Comme dans la proposition de loi initiale, les dispositions du présent amendement s’appliquent uniquement en post-sentenciel, lorsque l’auteur d’une infraction mentionnée à l’article 706‑47 du code de procédure pénale est condamné. Le présent amendement propose notamment de :
– élargir l’application de ce dispositif aux victimes de violences conjugales, pour lesquelles des précisions ont été apportées depuis 2022 par voie réglementaire ;
– rationaliser la temporalité des dispositions en prévoyant explicitement que l’information d’une victime se fait en amont de la libération ;
– compléter les spécifications opérationnelles tenant notamment aux modes d’envoi ou aux informations relatives aux changements d’adresse par exemple ;
– simplifier la formulation des interdictions devant être prononcées par les juridictions de l’application des peines, en cohérence avec le droit existant et en préservant la marge d’appréciation des magistrats ;
– procéder aux coordinations nécessaires.
Dispositif
Rédiger ainsi cet article :
« I. – Le code de procédure pénale est ainsi modifié :
« a) (Supprimé)
« b) Après l’article 712‑16‑1, il est inséré un article 712‑16‑1‑1 ainsi rédigé :
« Art. 712‑16‑1‑1. – Lorsqu’une personne est condamnée pour une infraction mentionnée à l’article 706‑47 ou relevant de l’article 132‑80 du code pénal, les intérêts de la victime ou de la partie civile sont pris en considération dans les conditions suivantes :
« 1° Avant toute libération ou cessation, même temporaire, de l’incarcération de la personne détenue, l’autorité judiciaire compétente en informe la victime ou la partie civile, directement ou par l’intermédiaire de son avocat.

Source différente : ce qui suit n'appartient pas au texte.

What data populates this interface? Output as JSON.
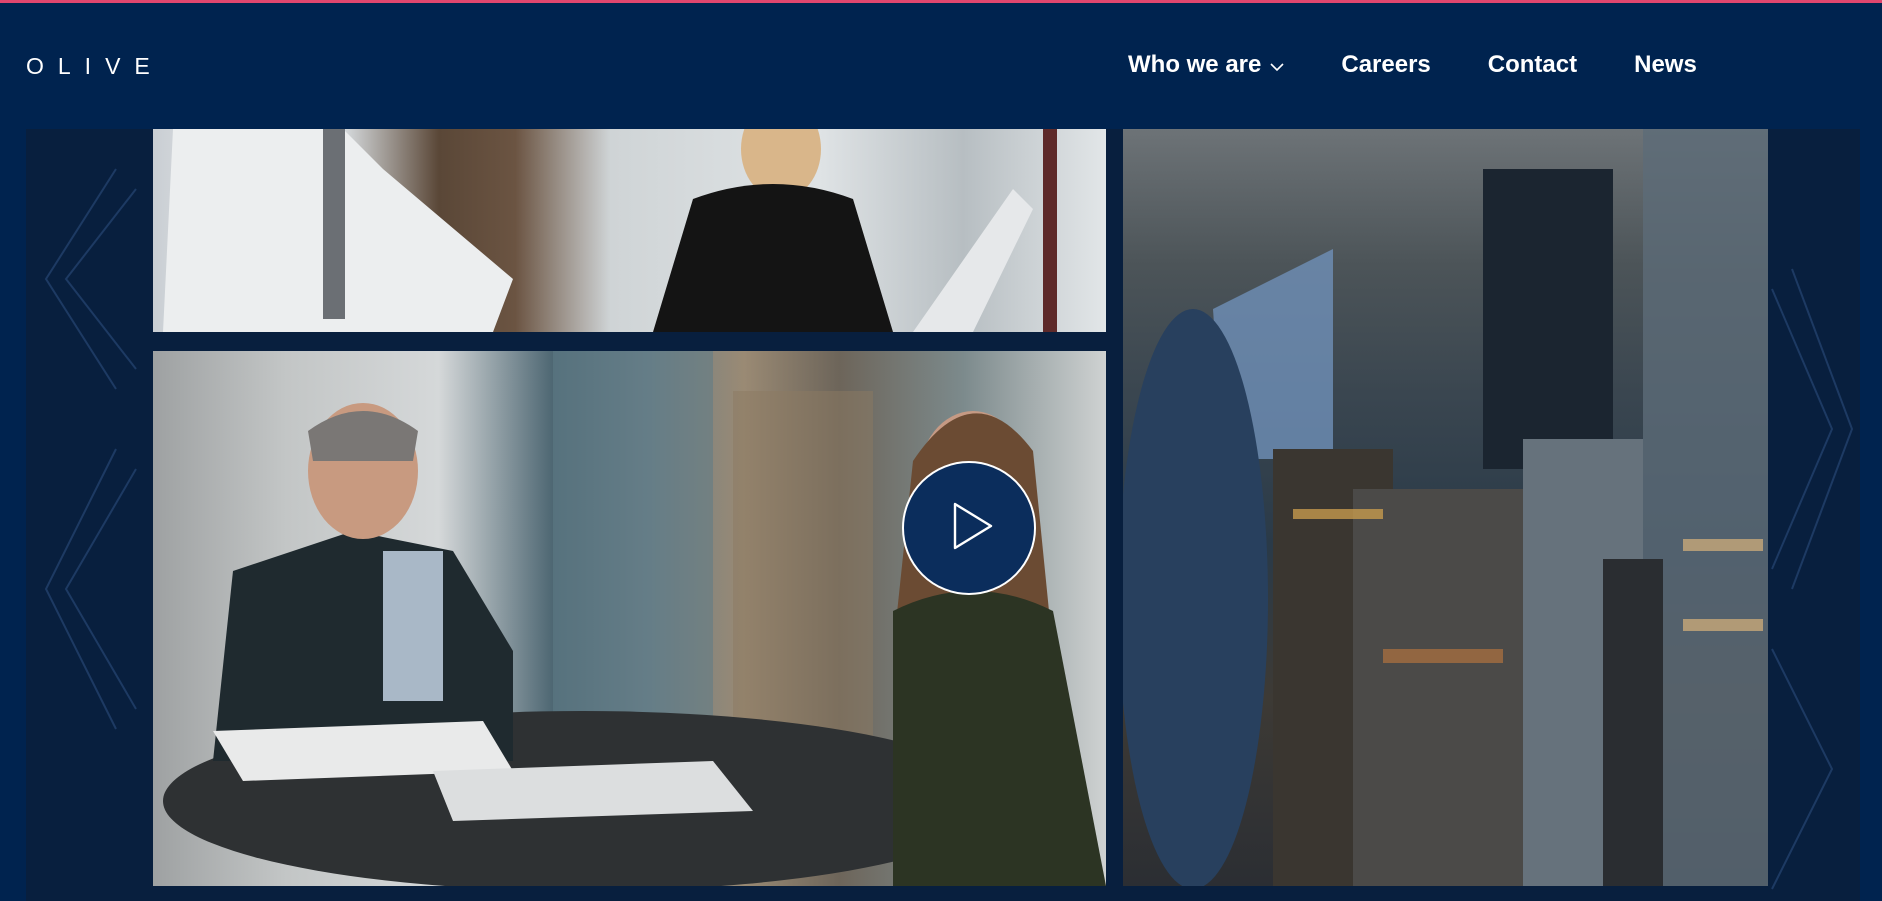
{
  "brand": {
    "logo_text": "OLIVE",
    "accent_color": "#e0466e",
    "navy": "#00234f"
  },
  "nav": {
    "items": [
      {
        "label": "Who we are",
        "has_dropdown": true
      },
      {
        "label": "Careers"
      },
      {
        "label": "Contact"
      },
      {
        "label": "News"
      }
    ]
  },
  "hero": {
    "play_icon": "play-icon",
    "tiles": [
      {
        "description_icon": "office-meeting-image"
      },
      {
        "description_icon": "desk-conversation-image"
      },
      {
        "description_icon": "london-skyline-image"
      }
    ]
  }
}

« À cette occasion, la victime est également informée de la possibilité d’être assistée par une association d’aide aux victimes ;
« 2° Préalablement à toute décision entraînant la cessation temporaire ou définitive de l’incarcération, les juridictions de l’application des peines informent la victime ou la partie civile, directement ou par l’intermédiaire de son avocat, qu’elle peut présenter ses observations par écrit dans un délai de quinze jours à compter de la notification de cette information.

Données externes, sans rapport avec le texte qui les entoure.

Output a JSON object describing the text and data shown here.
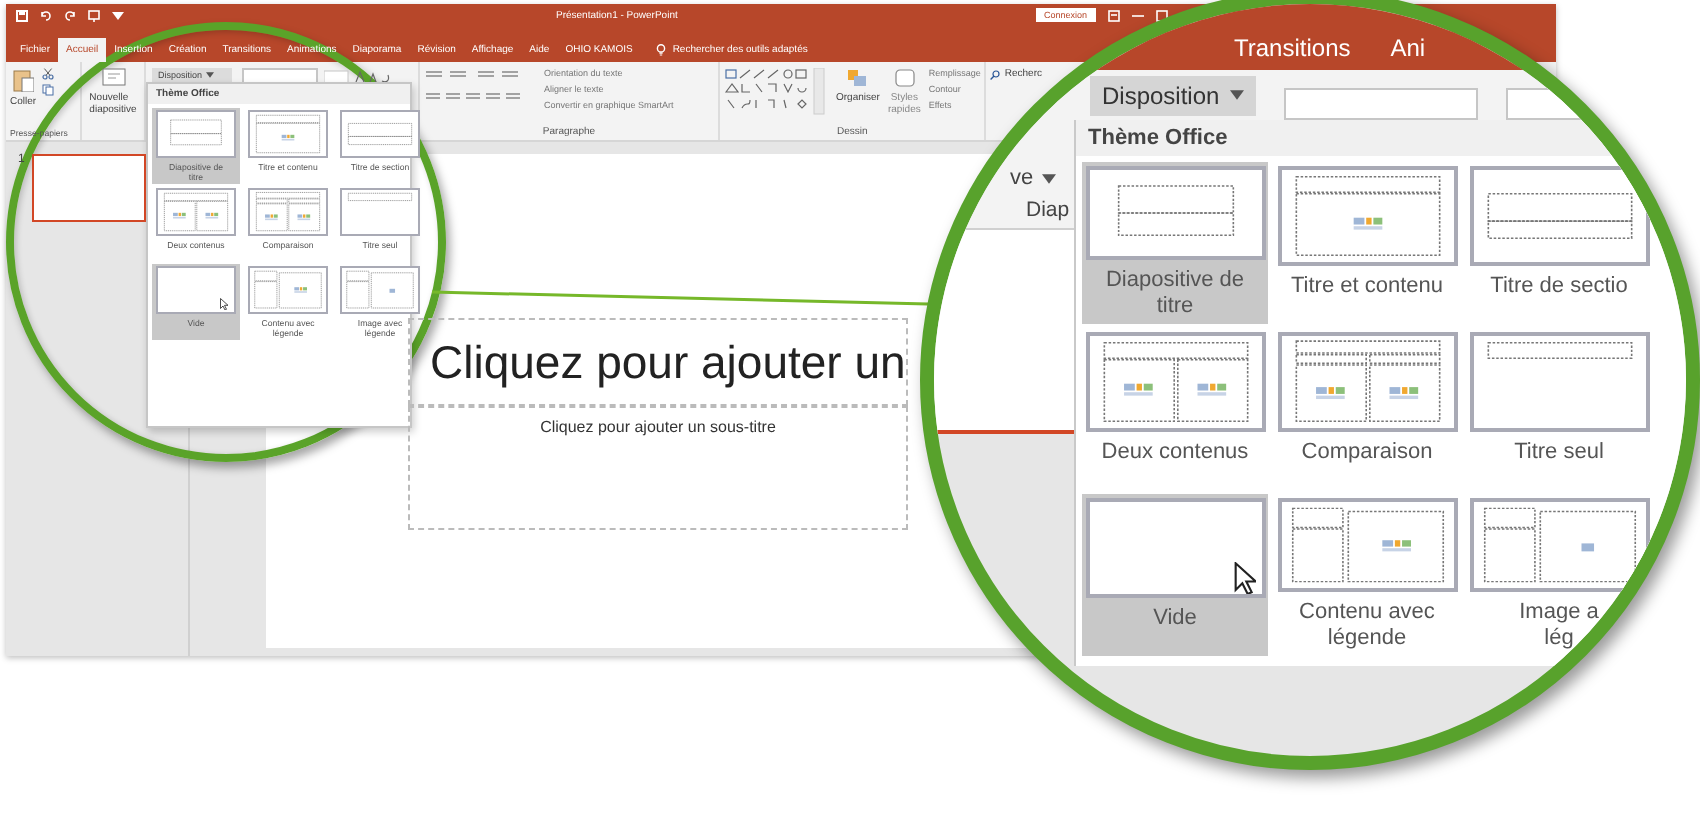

« Ces observations peuvent être adressées à la juridiction par la victime ou la partie civile par tout moyen à leur convenance.

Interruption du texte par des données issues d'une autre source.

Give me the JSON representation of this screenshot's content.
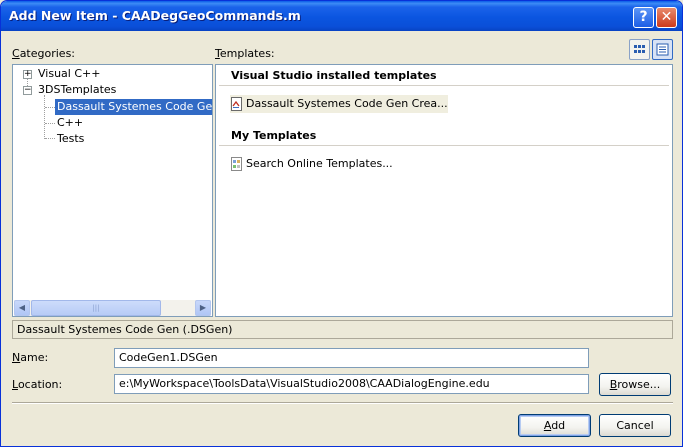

« 3° Lorsque la personne condamnée ne fait pas l’objet d’une interdiction d’entrer en relation avec la victime ou la partie civile ou de paraître en certains lieux en lien avec cette dernière, prononcée en application des articles 131‑6, 131‑10 et 132‑45 du code pénal et sauf décision contraire spécialement motivée, les juridictions de l’application des peines assortissent toute décision entraînant la cessation provisoire ou définitive de l’incarcération :
« a) D’une interdiction d’entrer en relation avec la victime ou la partie civile ;
« b) D’une interdiction de paraître à proximité du domicile de la victime ou de la partie civile et, le cas échant, de son lieu de travail ou de tout autre lieu, catégorie de lieu ou zone spécialement désignés ;
« c) D’une interdiction de résider à proximité du domicile de la victime ou de la partie civile.
« La durée de ces interdictions ne peut excéder la durée de la mesure.
« La juridiction adresse à la victime un avis l’informant de ces interdictions. Dans le cas où une interdiction a précédemment été prononcée, cet avis en rappelle le contenu. Si la victime est partie civile, cet avis est également adressé à son avocat. Cet avis précise aussi la possibilité d’informer le juge d’application des peines ou, à défaut, le procureur de la République en cas de violation des interdictions prononcées, et les conséquences susceptibles d’en résulter pour le condamné.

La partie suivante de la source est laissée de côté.